June 13, 2013

Massachusetts evades federal arbitration law

By Deborah J. La Fetra Senior Attorney

In 2011, the United States Supreme Court decided in AT&T Mobility v. Concepcion that courts could not invalidate arbitration contracts that require individual arbitration (as opposed to a class-wide proceeding) simply because a state’s public policy favors class actions.  In the two years since, state courts have largely been upholding arbitration contracts containing class-action waivers.  Yesterday, however, the Massachusetts Supreme Judicial Court adopted a new way to ignore Concepcion.

A little history:  In 2009, the Massachusetts court held in Feeney v. Dell Computer (Feeney I) that class action waivers in arbitration contracts violated the state’s public policy favoring class actions in “consumer protection” cases.  The case was down in the lower courts when Concepcion was decided and Dell asked the Supreme Judicial Court to take another look at the case, because Feeney I no longer appeared to be good law.  The high court agreed, PLF filed an amicus brief arguing that Feeney I was abrogated by Concepcion, and yesterday the court issued its decision in Feeney II.

Feeney II does acknowledge the obvious point that the rationale of Feeney I did not survive Concepcion.  So the court came up with a new rationale:

“where a court determines, following an individualized factual inquiry, that class proceedings are the only viable way for a consumer plaintiff to bring a claim against a defendant, as may be the case where the claims are complex, the damages are demonstrably small and the arbitration agreement does not feature the safeguards found in the Concepcion agreement, a court may still invalidate a class waiver.  In such circumstances, a class waiver may be declared invalid pursuant to the FAA’s savings clause not because the clause violates a public policy favoring class actions …, but because it violates the public policy against agreements that immunize business defendants from private civil liability for consumer injuries.”

Applying this new test, the court noted that the plaintiff’s claims were “complex,” requiring “advanced knowledge of the tax codes,” that the claimed damages were small, and that the arbitration provision did not contain any special pro-consumer provisions (as the contract in Concepcion did).  Therefore, the court held, as a practical matter, the only way to avoid immunizing the defendant for its actions would be to allow class proceedings.  And because the Supreme Court held in Stolt-Nielsen v. AnimalFeeds that courts cannot compel class arbitration, the Massachusetts invalidated the entire contract to permit the plaintiffs to file a class action in court.

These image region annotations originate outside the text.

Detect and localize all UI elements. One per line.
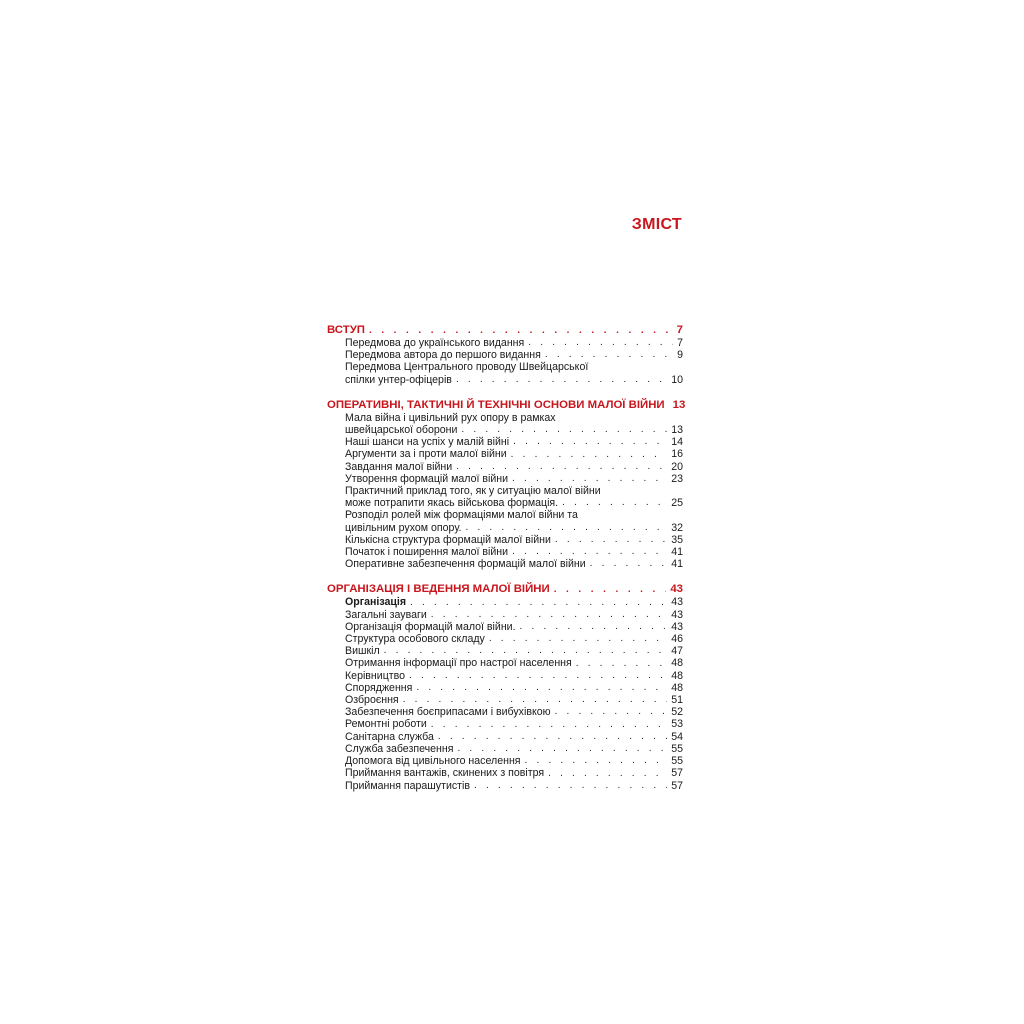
- toc-entry-page: 43: [671, 596, 683, 609]
- dot-leader: [466, 522, 668, 534]
- toc-entry-page: 20: [671, 460, 683, 473]
- toc-entry-page: 7: [677, 337, 683, 349]
- toc-entry-title: Наші шанси на успіх у малій війні: [345, 436, 510, 449]
- toc-entry-page: 52: [671, 706, 683, 719]
- toc-heading[interactable]: [327, 582, 683, 596]
- toc-entry[interactable]: [345, 682, 683, 694]
- toc-entry-page: 48: [671, 681, 683, 694]
- toc-heading-page: 43: [670, 583, 683, 596]
- toc-entry-title: Оперативне забезпечення формацій малої війни: [345, 558, 586, 571]
- toc-entry[interactable]: [327, 412, 683, 436]
- dot-leader: [512, 473, 667, 485]
- toc-entry-page: 9: [677, 349, 683, 362]
- toc-entry[interactable]: [345, 473, 683, 485]
- toc-entry-title: Передмова автора до першого видання: [345, 349, 541, 362]
- toc-entry-title: Допомога від цивільного населення: [345, 755, 521, 768]
- toc-entry[interactable]: [345, 780, 683, 792]
- toc-entry[interactable]: [345, 609, 683, 621]
- toc-entry[interactable]: [345, 337, 683, 349]
- toc-entry-page: 16: [671, 448, 683, 461]
- dot-leader: [369, 325, 673, 337]
- toc-entry[interactable]: [345, 743, 683, 755]
- toc-entry[interactable]: [327, 509, 683, 533]
- toc-entry-title: Санітарна служба: [345, 730, 434, 743]
- dot-leader: [456, 374, 667, 386]
- toc-entry-page: 14: [671, 436, 683, 449]
- toc-entry-page: 43: [671, 620, 683, 633]
- toc-entry-page: 41: [671, 546, 683, 559]
- toc-section-foundations: [327, 398, 686, 571]
- page-title: ЗМІСТ: [631, 216, 682, 233]
- toc-heading[interactable]: [327, 323, 683, 337]
- toc-entry-title: Структура особового складу: [345, 633, 485, 646]
- toc-entry-title: Організація формацій малої війни.: [345, 620, 516, 633]
- toc-entry-title: Початок і поширення малої війни: [345, 546, 509, 559]
- dot-leader: [545, 349, 673, 361]
- toc-entry-title: Передмова до українського видання: [345, 337, 525, 349]
- toc-entry[interactable]: [345, 448, 683, 460]
- dot-leader: [457, 743, 667, 755]
- dot-leader: [548, 768, 667, 780]
- dot-leader: [431, 719, 667, 731]
- toc-entry-page: 43: [671, 608, 683, 621]
- toc-entry[interactable]: [345, 546, 683, 558]
- toc-entry[interactable]: [345, 718, 683, 730]
- toc-entry[interactable]: [345, 694, 683, 706]
- toc-entry-page: 32: [671, 521, 683, 534]
- toc-entry[interactable]: [345, 767, 683, 779]
- dot-leader: [474, 780, 667, 792]
- toc-entry-title: Кількісна структура формацій малої війни: [345, 533, 551, 546]
- toc-entry[interactable]: [345, 670, 683, 682]
- dot-leader: [416, 682, 667, 694]
- toc-entry-page: 53: [671, 718, 683, 731]
- toc-entry-title: Отримання інформації про настрої населення: [345, 657, 572, 670]
- toc-entry-page: 57: [671, 767, 683, 780]
- toc-entry-page: 48: [671, 657, 683, 670]
- toc-entry-title: Приймання парашутистів: [345, 779, 471, 792]
- dot-leader: [456, 461, 667, 473]
- toc-entry-page: 41: [671, 558, 683, 571]
- toc-entry-title: Спорядження: [345, 681, 413, 694]
- toc-entry[interactable]: [345, 755, 683, 767]
- toc-entry-title: Загальні зауваги: [345, 608, 427, 621]
- dot-leader: [489, 633, 667, 645]
- table-of-contents: [327, 323, 686, 804]
- toc-entry[interactable]: [345, 706, 683, 718]
- dot-leader: [576, 658, 667, 670]
- dot-leader: [409, 670, 667, 682]
- toc-entry[interactable]: [345, 461, 683, 473]
- toc-entry-page: 57: [671, 779, 683, 792]
- toc-entry-title: Ремонтні роботи: [345, 718, 427, 731]
- dot-leader: [555, 706, 668, 718]
- toc-entry[interactable]: [345, 731, 683, 743]
- toc-entry-title: Забезпечення боєприпасами і вибухівкою: [345, 706, 551, 719]
- toc-entry-title: Практичний приклад того, як у ситуацію малої війни: [345, 485, 601, 498]
- toc-entry[interactable]: [345, 349, 683, 361]
- toc-entry[interactable]: [345, 436, 683, 448]
- dot-leader: [512, 546, 667, 558]
- dot-leader: [513, 436, 667, 448]
- dot-leader: [431, 609, 667, 621]
- toc-entry[interactable]: [345, 621, 683, 633]
- toc-entry[interactable]: [327, 485, 683, 509]
- toc-entry-title: Передмова Центрального проводу Швейцарської: [345, 361, 589, 374]
- toc-entry-title: Вишкіл: [345, 645, 380, 658]
- toc-entry-title-continued: цивільним рухом опору.: [345, 521, 462, 534]
- toc-entry-title: Аргументи за і проти малої війни: [345, 448, 507, 461]
- dot-leader: [528, 337, 673, 349]
- dot-leader: [384, 645, 668, 657]
- toc-entry[interactable]: [345, 633, 683, 645]
- toc-section-organization: [327, 582, 683, 791]
- toc-entry-page: 46: [671, 633, 683, 646]
- dot-leader: [438, 731, 667, 743]
- toc-entry-page: 48: [671, 669, 683, 682]
- toc-entry-title-continued: спілки унтер-офіцерів: [345, 373, 452, 386]
- toc-entry-title: Утворення формацій малої війни: [345, 472, 509, 485]
- toc-entry[interactable]: [345, 645, 683, 657]
- dot-leader: [555, 534, 667, 546]
- dot-leader: [562, 497, 667, 509]
- dot-leader: [525, 755, 668, 767]
- toc-entry-title-continued: швейцарської оборони: [345, 424, 458, 437]
- toc-entry[interactable]: [327, 361, 683, 385]
- toc-section-introduction: [327, 323, 683, 386]
- dot-leader: [520, 621, 668, 633]
- toc-entry-page: 23: [671, 472, 683, 485]
- toc-heading-title: ОРГАНІЗАЦІЯ І ВЕДЕННЯ МАЛОЇ ВІЙНИ: [327, 583, 550, 596]
- toc-entry-title: Завдання малої війни: [345, 460, 453, 473]
- toc-entry-title: Керівництво: [345, 669, 406, 682]
- toc-heading-page: 7: [676, 324, 683, 336]
- toc-entry-page: 54: [671, 730, 683, 743]
- toc-entry-page: 51: [671, 694, 683, 707]
- toc-entry-page: 25: [671, 497, 683, 510]
- toc-entry-page: 55: [671, 742, 683, 755]
- toc-entry-title: Озброєння: [345, 694, 399, 707]
- toc-entry[interactable]: [345, 558, 683, 570]
- toc-entry-page: 35: [671, 533, 683, 546]
- dot-leader: [461, 424, 667, 436]
- toc-heading-title: ВСТУП: [327, 324, 365, 336]
- dot-leader: [590, 558, 668, 570]
- toc-entry-page: 47: [671, 645, 683, 658]
- toc-entry-page: 13: [671, 424, 683, 437]
- toc-entry-title: Служба забезпечення: [345, 742, 454, 755]
- toc-heading-page: 13: [672, 398, 686, 411]
- toc-entry-title: Мала війна і цивільний рух опору в рамках: [345, 411, 556, 424]
- toc-entry-title-continued: може потрапити якась військова формація.: [345, 497, 559, 510]
- toc-subheading[interactable]: [345, 596, 683, 608]
- toc-entry-page: 10: [671, 373, 683, 386]
- toc-heading[interactable]: [327, 398, 686, 412]
- toc-entry-title: Організація: [345, 596, 407, 609]
- dot-leader: [554, 584, 667, 596]
- toc-entry-title: Розподіл ролей між формаціями малої війни та: [345, 509, 578, 522]
- toc-heading-title: ОПЕРАТИВНІ, ТАКТИЧНІ Й ТЕХНІЧНІ ОСНОВИ МАЛОЇ ВІЙНИ: [327, 398, 665, 411]
- toc-entry-page: 55: [671, 755, 683, 768]
- toc-entry[interactable]: [345, 534, 683, 546]
- dot-leader: [410, 597, 667, 609]
- dot-leader: [511, 449, 668, 461]
- toc-entry-title: Приймання вантажів, скинених з повітря: [345, 767, 545, 780]
- dot-leader: [403, 694, 668, 706]
- toc-entry[interactable]: [345, 657, 683, 669]
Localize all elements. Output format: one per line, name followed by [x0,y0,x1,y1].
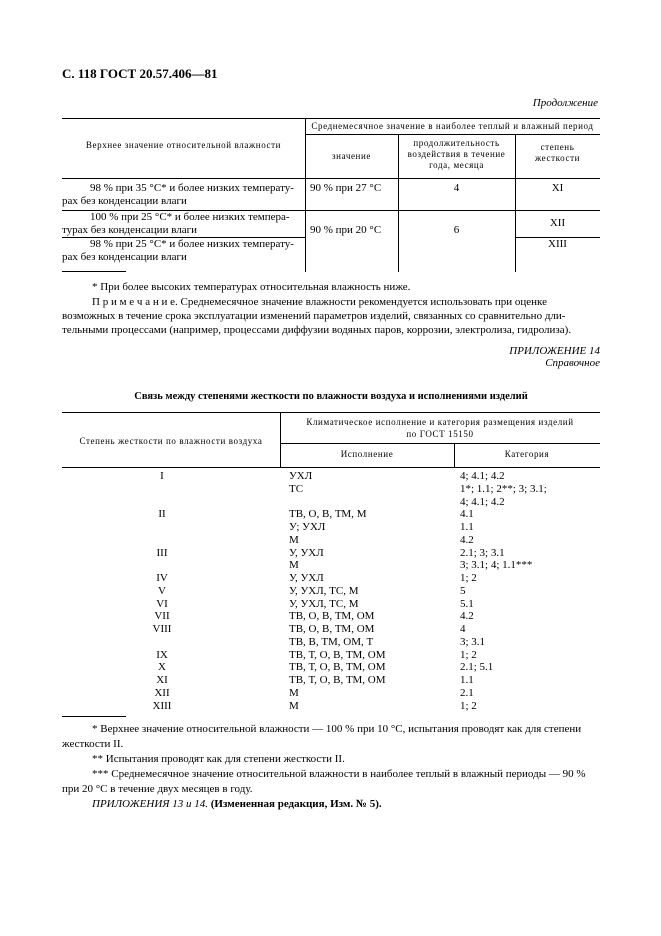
cat-cell: 5.1 [460,597,474,610]
exec-cell: У, УХЛ [289,546,324,559]
exec-cell: ТС [289,482,304,495]
cat-cell: 3; 3.1 [460,635,486,648]
exec-cell: М [289,699,299,712]
exec-cell: ТВ, Т, О, В, ТМ, ОМ [289,661,386,674]
cat-cell: 1; 2 [460,648,477,661]
table2-col1-header: Степень жесткости по влажности воздуха [79,436,263,446]
cat-cell: 4.2 [460,610,474,623]
degree-cell: X [158,661,166,674]
degree-cell: III [156,546,168,559]
exec-cell: У; УХЛ [289,521,326,533]
exec-cell: ТВ, Т, О, В, ТМ, ОМ [289,648,386,661]
cat-cell: 1.1 [460,521,474,533]
table2-group-header-l1: Климатическое исполнение и категория размещения изделий [306,417,574,427]
cat-cell: 1; 2 [460,699,477,712]
degree-cell: IX [156,648,168,661]
exec-cell: ТВ, О, В, ТМ, ОМ [289,610,375,623]
appendix-type: Справочное [545,357,600,369]
degree-cell: VI [156,597,168,610]
table1-group-header: Среднемесячное значение в наиболее теплый и влажный период [311,121,594,131]
degree-cell: XII [154,686,170,699]
degree-cell: IV [156,572,168,584]
table1-col1-header: Верхнее значение относительной влажности [85,140,282,150]
table1-sub-duration: продолжительность воздействия в течение года, месяца [407,138,506,170]
cat-cell: 4.2 [460,533,474,546]
exec-cell: ТВ, О, В, ТМ, ОМ [289,623,375,635]
continuation-label: Продолжение [532,97,598,109]
degree-cell: VIII [152,623,172,635]
page-header: С. 118 ГОСТ 20.57.406—81 [62,66,218,81]
degree-cell: VII [154,610,170,623]
cat-cell: 3; 3.1; 4; 1.1*** [460,559,533,572]
table2-sub-cat: Категория [504,449,550,459]
degree-cell: XIII [152,699,172,712]
appendix-label: ПРИЛОЖЕНИЕ 14 [509,345,600,357]
exec-cell: ТВ, В, ТМ, ОМ, Т [289,635,374,648]
cat-cell: 1.1 [460,674,474,686]
table1-sub-degree: степень жесткости [534,142,581,163]
amendment-note: ПРИЛОЖЕНИЯ 13 и 14. (Измененная редакция, Изм. № 5). [92,798,382,810]
cat-cell: 1*; 1.1; 2**; 3; 3.1; [460,482,547,495]
cat-cell: 4; 4.1; 4.2 [460,470,505,482]
cat-cell: 1; 2 [460,572,477,584]
table1-sub-value: значение [332,151,371,161]
exec-cell: ТВ, О, В, ТМ, М [289,508,367,521]
degree-cell: XI [156,674,168,686]
cat-cell: 5 [460,584,466,597]
appendix-title: Связь между степенями жесткости по влажности воздуха и исполнениями изделий [134,391,528,402]
cat-cell: 2.1; 5.1 [460,661,494,674]
exec-cell: У, УХЛ [289,572,324,584]
table2-group-header-l2: по ГОСТ 15150 [406,429,474,439]
exec-cell: М [289,686,299,699]
cat-cell: 2.1; 3; 3.1 [460,546,505,559]
cat-cell: 4.1 [460,508,474,521]
exec-cell: УХЛ [289,470,313,482]
exec-cell: М [289,559,299,572]
table2-sub-exec: Исполнение [340,449,394,459]
exec-cell: ТВ, Т, О, В, ТМ, ОМ [289,674,386,686]
cat-cell: 4; 4.1; 4.2 [460,495,505,508]
cat-cell: 4 [460,623,466,635]
degree-cell: II [158,508,166,521]
exec-cell: У, УХЛ, ТС, М [289,597,359,610]
degree-cell: I [160,470,164,482]
degree-cell: V [158,584,166,597]
exec-cell: М [289,533,299,546]
exec-cell: У, УХЛ, ТС, М [289,584,359,597]
cat-cell: 2.1 [460,686,474,699]
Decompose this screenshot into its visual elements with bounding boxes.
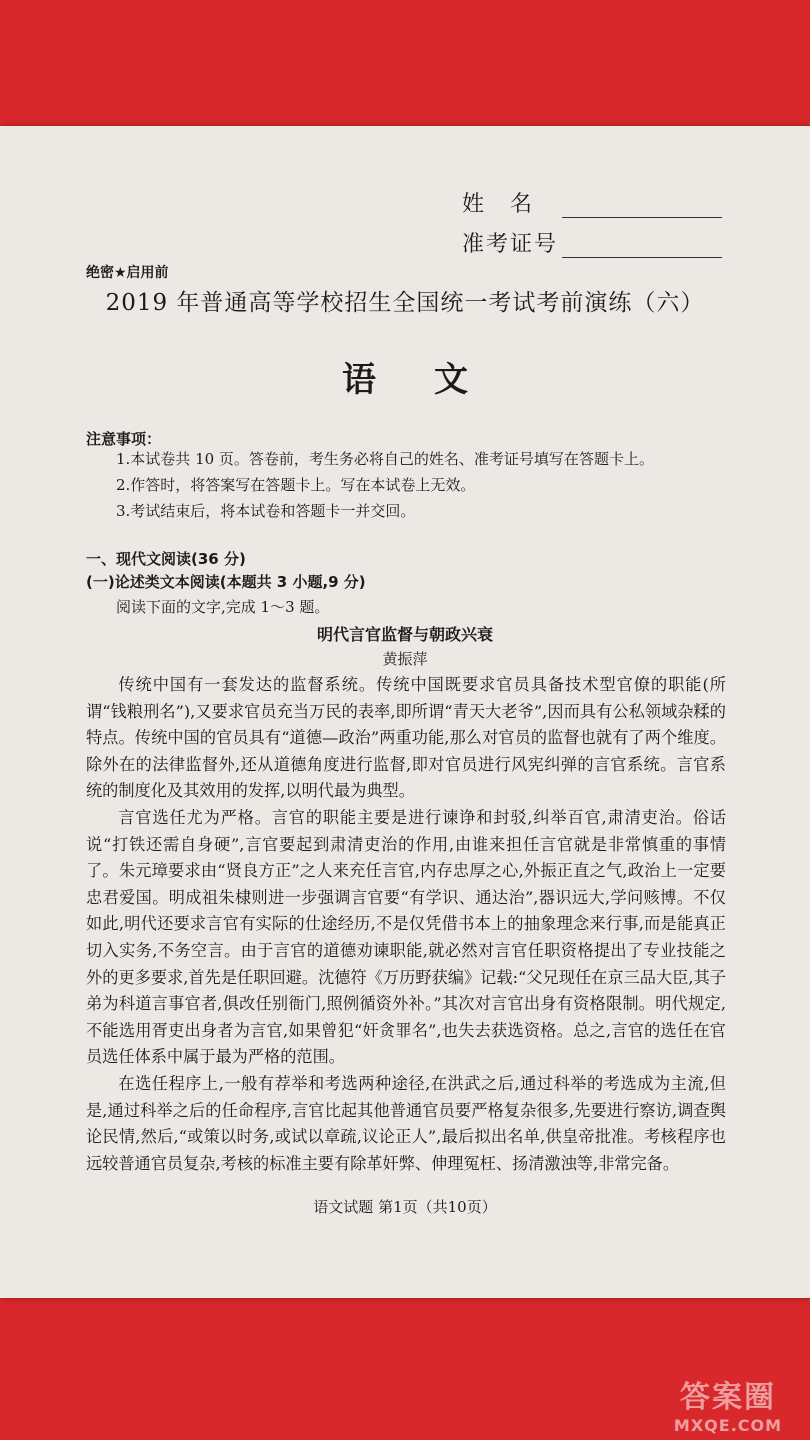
- article-body: [86, 672, 726, 1177]
- page-footer: 语文试题 第1页（共10页）: [313, 1198, 497, 1216]
- section-heading: 一、现代文阅读(36 分): [86, 550, 246, 568]
- secret-mark: 绝密★启用前: [86, 265, 169, 281]
- article-title: 明代言官监督与朝政兴衰: [316, 625, 493, 644]
- notice-item: 1.本试卷共 10 页。答卷前，考生务必将自己的姓名、准考证号填写在答题卡上。: [116, 450, 654, 468]
- watermark-url: MXQE.COM: [673, 1416, 783, 1435]
- exam-id-label: 准考证号: [462, 232, 559, 257]
- exam-title: 2019 年普通高等学校招生全国统一考试考前演练（六）: [105, 290, 705, 316]
- notice-item: 2.作答时，将答案写在答题卡上。写在本试卷上无效。: [116, 476, 476, 494]
- notice-list: [116, 446, 654, 524]
- article-paragraph: 在选任程序上,一般有荐举和考选两种途径,在洪武之后,通过科举的考选成为主流,但是,通过科举之后的任命程序,言官比起其他普通官员要严格复杂很多,先要进行察访,调查舆论民情,然后,“或策以时务,或试以章疏,议论正人”,最后拟出名单,供皇帝批准。考核程序也远较普通官员复杂,考核的标准主要有除革奸弊、伸理冤枉、扬清激浊等,非常完备。: [86, 1073, 726, 1173]
- exam-id-blank-line: [562, 233, 722, 258]
- watermark: [658, 1372, 798, 1435]
- notice-heading: 注意事项：: [86, 430, 162, 448]
- name-field: [462, 178, 722, 218]
- watermark-logo: 答案圈: [680, 1380, 776, 1415]
- section-subheading: (一)论述类文本阅读(本题共 3 小题,9 分): [86, 573, 366, 591]
- reading-instruction: 阅读下面的文字,完成 1～3 题。: [116, 598, 330, 616]
- exam-id-field: [462, 218, 722, 258]
- article-author: 黄振萍: [382, 650, 428, 668]
- article-paragraph: 言官选任尤为严格。言官的职能主要是进行谏诤和封驳,纠举百官,肃清吏治。俗话说“打铁还需自身硬”,言官要起到肃清吏治的作用,由谁来担任言官就是非常慎重的事情了。朱元璋要求由“贤良方正”之人来充任言官,内存忠厚之心,外振正直之气,政治上一定要忠君爱国。明成祖朱棣则进一步强调言官要“有学识、通达治”,器识远大,学问赅博。不仅如此,明代还要求言官有实际的仕途经历,不是仅凭借书本上的抽象理念来行事,而是能真正切入实务,不务空言。由于言官的道德劝谏职能,就必然对言官任职资格提出了专业技能之外的更多要求,首先是任职回避。沈德符《万历野获编》记载:“父兄现任在京三品大臣,其子弟为科道言事官者,俱改任别衙门,照例循资外补。”其次对言官出身有资格限制。明代规定,不能选用胥吏出身者为言官,如果曾犯“奸贪罪名”,也失去获选资格。总之,言官的选任在官员选任体系中属于最为严格的范围。: [86, 807, 726, 1067]
- candidate-info-fields: [462, 178, 722, 258]
- article-paragraph: 传统中国有一套发达的监督系统。传统中国既要求官员具备技术型官僚的职能(所谓“钱粮刑名”),又要求官员充当万民的表率,即所谓“青天大老爷”,因而具有公私领域杂糅的特点。传统中国的官员具有“道德—政治”两重功能,那么对官员的监督也就有了两个维度。除外在的法律监督外,还从道德角度进行监督,即对官员进行风宪纠弹的言官系统。言官系统的制度化及其效用的发挥,以明代最为典型。: [86, 675, 726, 801]
- name-blank-line: [562, 193, 722, 218]
- subject-title: 语文: [342, 360, 526, 400]
- name-label: 姓 名: [462, 192, 535, 217]
- notice-item: 3.考试结束后，将本试卷和答题卡一并交回。: [116, 502, 416, 520]
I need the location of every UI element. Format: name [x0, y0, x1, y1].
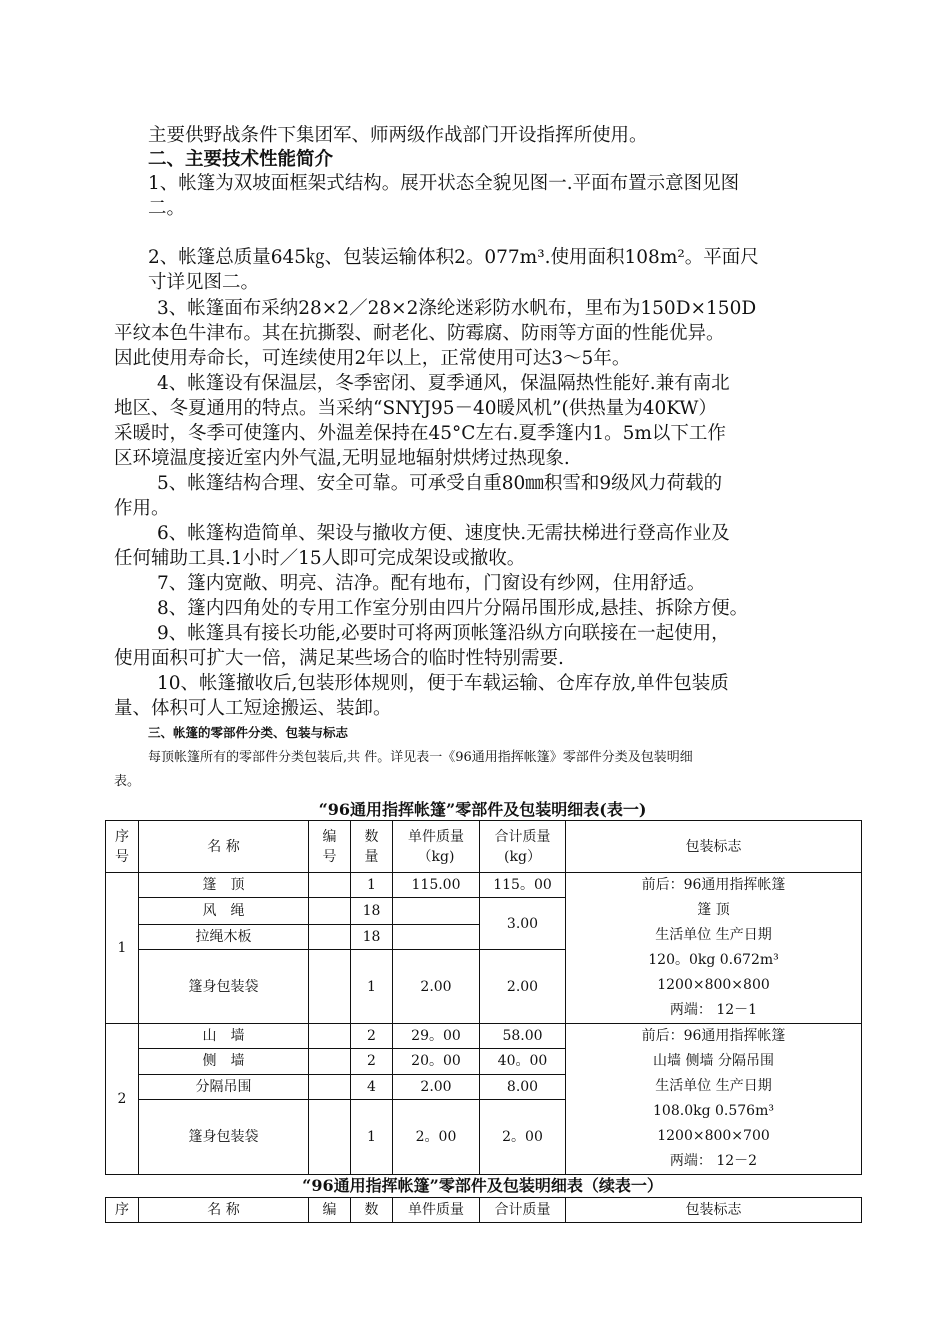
row-total-mass: 58.00 [480, 1024, 566, 1049]
header-marking: 包装标志 [566, 1198, 862, 1223]
header-seq: 序 号 [106, 821, 139, 873]
item-4-line-2: 地区、冬夏通用的特点。当采纳“SNYJ95－40暖风机”(供热量为40KW） [114, 398, 717, 419]
row-unit-mass: 20。00 [393, 1049, 480, 1074]
header-code: 编 号 [309, 821, 351, 873]
row-name: 拉绳木板 [139, 925, 309, 950]
item-8: 8、篷内四角处的专用工作室分别由四片分隔吊围形成,悬挂、拆除方便。 [157, 598, 749, 619]
row-total-mass: 2。00 [480, 1099, 566, 1174]
row-code [309, 873, 351, 898]
row-total-mass-merged: 3.00 [480, 898, 566, 950]
header-unit-mass: 单件质量 [393, 1198, 480, 1223]
row-name: 篷 顶 [139, 873, 309, 898]
header-marking: 包装标志 [566, 821, 862, 873]
item-4-line-3: 采暖时，冬季可使篷内、外温差保持在45°C左右.夏季篷内1。5m以下工作 [114, 423, 726, 444]
group-1-seq: 1 [106, 873, 139, 1024]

This decision invites plaintiffs to phrase their claims in as complex manner as possible so as to avoid their contractual agreements to arbitrate consumer disputes.  But the creativity of the Massachusetts court may have only a short-term effect.  The United States Supreme Court will be deciding American Express Co. v. Italian Colors Restaurant in the next couple weeks, which addresses the issue of whether courts may invalidate arbitration contracts with class action waivers if a class proceeding is necessary to “effectively vindicate” federal statutory rights.  Depending on what the Court says, we may well see Feeney III winding its way through the Massachusetts courts.